Since Envelope configures standard Spark applications, we can take advantage of all of the in-built security mechanisms that Spark provides (see Spark Security). However, some of the mechanisms require some additional configuration from the user. Below, we outline how to use Envelope with secure external systems in both batch and streaming modes and YARN client and YARN cluster modes. The steps in this guide are only required for clusters secured with Kerberos authentication.

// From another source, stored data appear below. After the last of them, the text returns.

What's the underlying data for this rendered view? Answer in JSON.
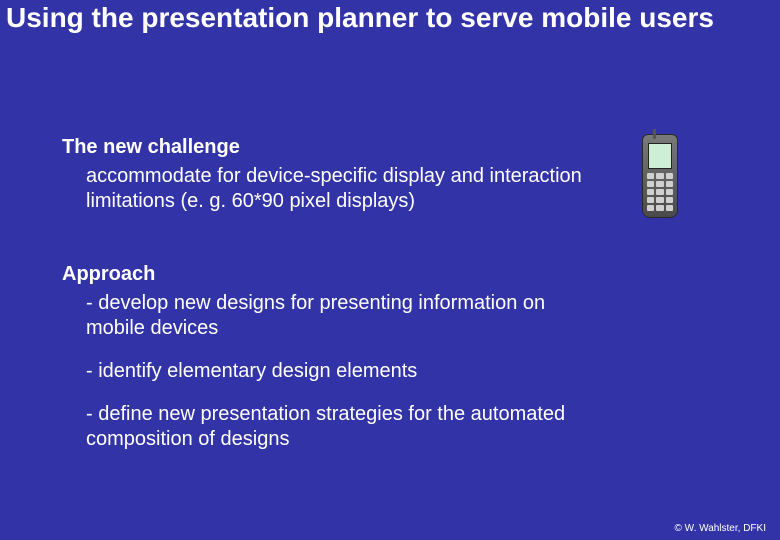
{
  "title": "Using the presentation planner to serve mobile users",
  "challenge": {
    "heading": "The new challenge",
    "text": "accommodate for device-specific display and interaction limitations (e. g. 60*90 pixel displays)"
  },
  "approach": {
    "heading": "Approach",
    "bullets": [
      "- develop new designs for presenting information on mobile devices",
      "- identify elementary design elements",
      "- define new presentation strategies for the automated composition of designs"
    ]
  },
  "footer": "© W. Wahlster, DFKI",
  "image_alt": "mobile-phone"
}
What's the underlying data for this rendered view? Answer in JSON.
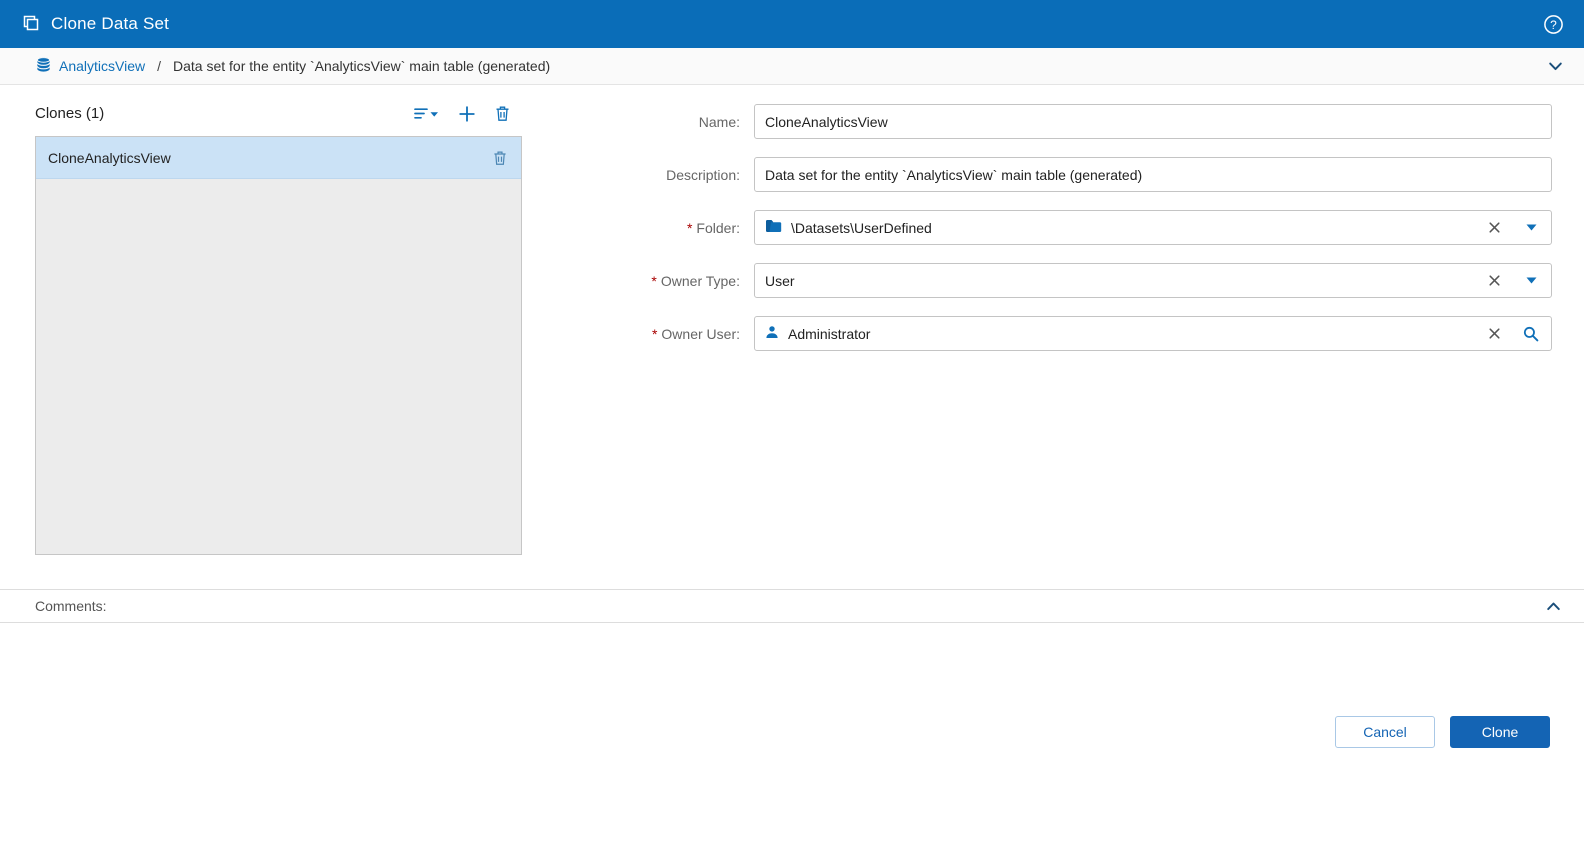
{
  "header": {
    "title": "Clone Data Set"
  },
  "breadcrumb": {
    "entity": "AnalyticsView",
    "separator": "/",
    "current": "Data set for the entity `AnalyticsView` main table (generated)"
  },
  "clones": {
    "title": "Clones (1)",
    "items": [
      {
        "name": "CloneAnalyticsView",
        "selected": true
      }
    ]
  },
  "form": {
    "name": {
      "label": "Name:",
      "value": "CloneAnalyticsView"
    },
    "description": {
      "label": "Description:",
      "value": "Data set for the entity `AnalyticsView` main table (generated)"
    },
    "folder": {
      "label": "Folder:",
      "required": "*",
      "value": "\\Datasets\\UserDefined"
    },
    "owner_type": {
      "label": "Owner Type:",
      "required": "*",
      "value": "User"
    },
    "owner_user": {
      "label": "Owner User:",
      "required": "*",
      "value": "Administrator"
    }
  },
  "comments": {
    "label": "Comments:"
  },
  "footer": {
    "cancel_label": "Cancel",
    "clone_label": "Clone"
  },
  "colors": {
    "titlebar_bg": "#0a6db8",
    "accent": "#1070b8",
    "primary_button": "#1464b4",
    "selected_row": "#cbe2f6",
    "required_marker": "#a80000"
  }
}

Short-Running Applications

If your application is expected to run for less than 7 days (or whatever the maximum token renewal lifetime of your cluster is), the following configurations are required. A common pre-requisite to all modes is to have acquired a Kerberos TGT via kinit.

Any mode

HDFS

Handled automatically by Spark and no extra configuration required.

Hive

Handled automatically by Spark and no extra confuguration required.

Kafka

See Connecting to Secure Kafka.

YARN Client Mode

HBase

To obtain a security token for HBase, the HBase configuration for the secure cluster and the HBase libraries must be on the classpath of both the driver and the executor. The easiest way to achieve this is via something like the following:

export EXTRA_CP=/etc/hbase/conf:/opt/cloudera/parcels/CDH/lib/hbase/hbase-common.jar:/opt/cloudera/parcels/CDH/lib/hbase/hbase-client.jar:/opt/cloudera/parcels/CDH/lib/hbase/hbase-protocol.jar:/opt/cloudera/parcels/CDH/lib/hbase/lib/htrace-core.jar

spark-submit \
  --driver-class-path ${EXTRA_CP} \
  --conf spark.executor.extraClassPath=${EXTRA_CP} \
  envelope-*.jar envelope_app.conf
Note
CDH5 uses spark2-submit instead of spark-submit for Spark 2 applications such as Envelope. CDH5 clusters may also require the environment variable SPARK_KAFKA_VERSION to be set to 0.10.
Kudu

If using a bulk planner (append, delete, overwrite, upsert), there is no extra configuration required to work with secure Kudu clusters—​the underlying KuduContext automatically handles the security.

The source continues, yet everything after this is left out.